RANDOLPH AIR FORCE BASE, Texas –
What does an "FTOC" do?
That's the question that Team Randolph Airmen may ask themselves when they notice a new sign on a door in Building 661 on Randolph Air Force Base.
With that small change, the 70 or so Airmen who compose the 19th Air Force's new Flying Training Operations Center to be activated with existing 19th Air Force personnel July 17 - at no additional cost to the Air Force - will perform day-to-day standards and evaluations or "Stan-Eval" functions out of that office, said the FTOC's assistant chief of operations and readiness, Lt. Col. John Papachriston.
"FTOC people are mostly pilots and they go to the wings and fly with their personnel on daily missions," Colonel Papachriston said of the mostly officer-heavy unit, which also has enlisted boom operators, gunners, loadmasters and flight engineers.
The pilots and enlisted personnel performing standards and evaluations functions are subject matter experts for crew performance in every airframe in the 19th Air Force's inventory.
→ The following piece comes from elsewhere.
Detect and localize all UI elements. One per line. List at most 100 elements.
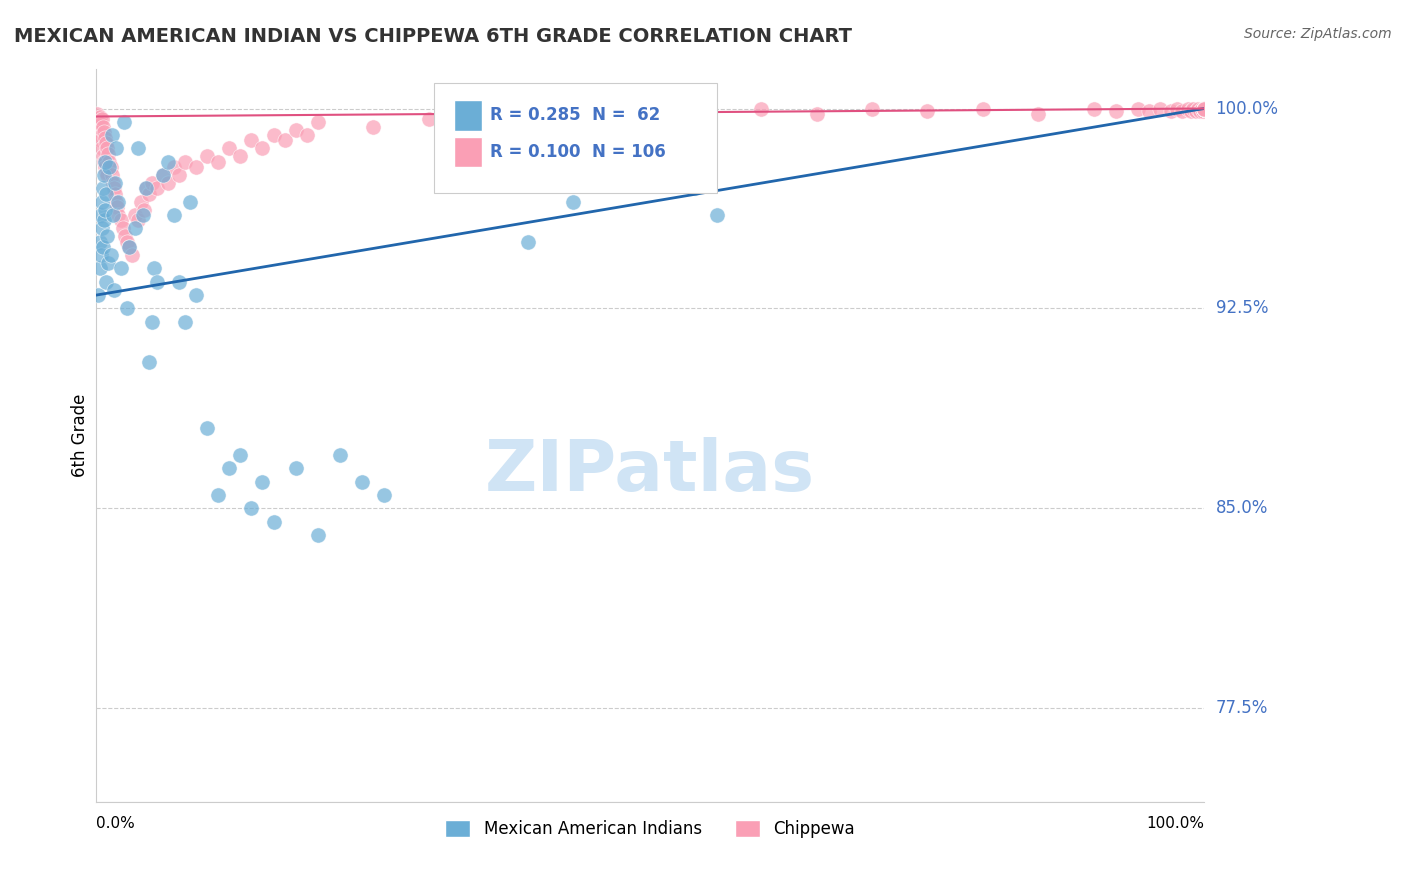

Those experts fly at the different bases in the 19th Air Force. They answer questions about training and educational standards for aircrews, but their main job is to ensure student aircrews are graded according to Air Force training standards - and that training syllabuses are adhered to by student and instructor aircrews.
Colonel Papachriston added if there's a natural disaster, a major emergency or a large scale act of terrorism affecting an Air Education and Training Command base, the FTOC personnel will switch into a crisis-handling mode.
Lt. Col. Chris Schweinsberg, Colonel Papachriston's counterpart in the operations and readiness department of the FTOC, said with that crisis - handling mode is something beneficial and transparent to the Air Force - and that means quickly switching from a flight training and evaluation mission at the FTOC to support of the AETC Crisis Action Team.
When that happens, FTOC subject matter experts will coordinate and control the usage of airlift assets - aircraft that can move people and equipment anywhere around the United States and the globe.
That movement is possible because the 19th Air Force has 29 different airframes from wings located on bases in Texas, Mississippi, Arizona, New Mexico, Oklahoma, Arkansas, Florida, Washington and Colorado.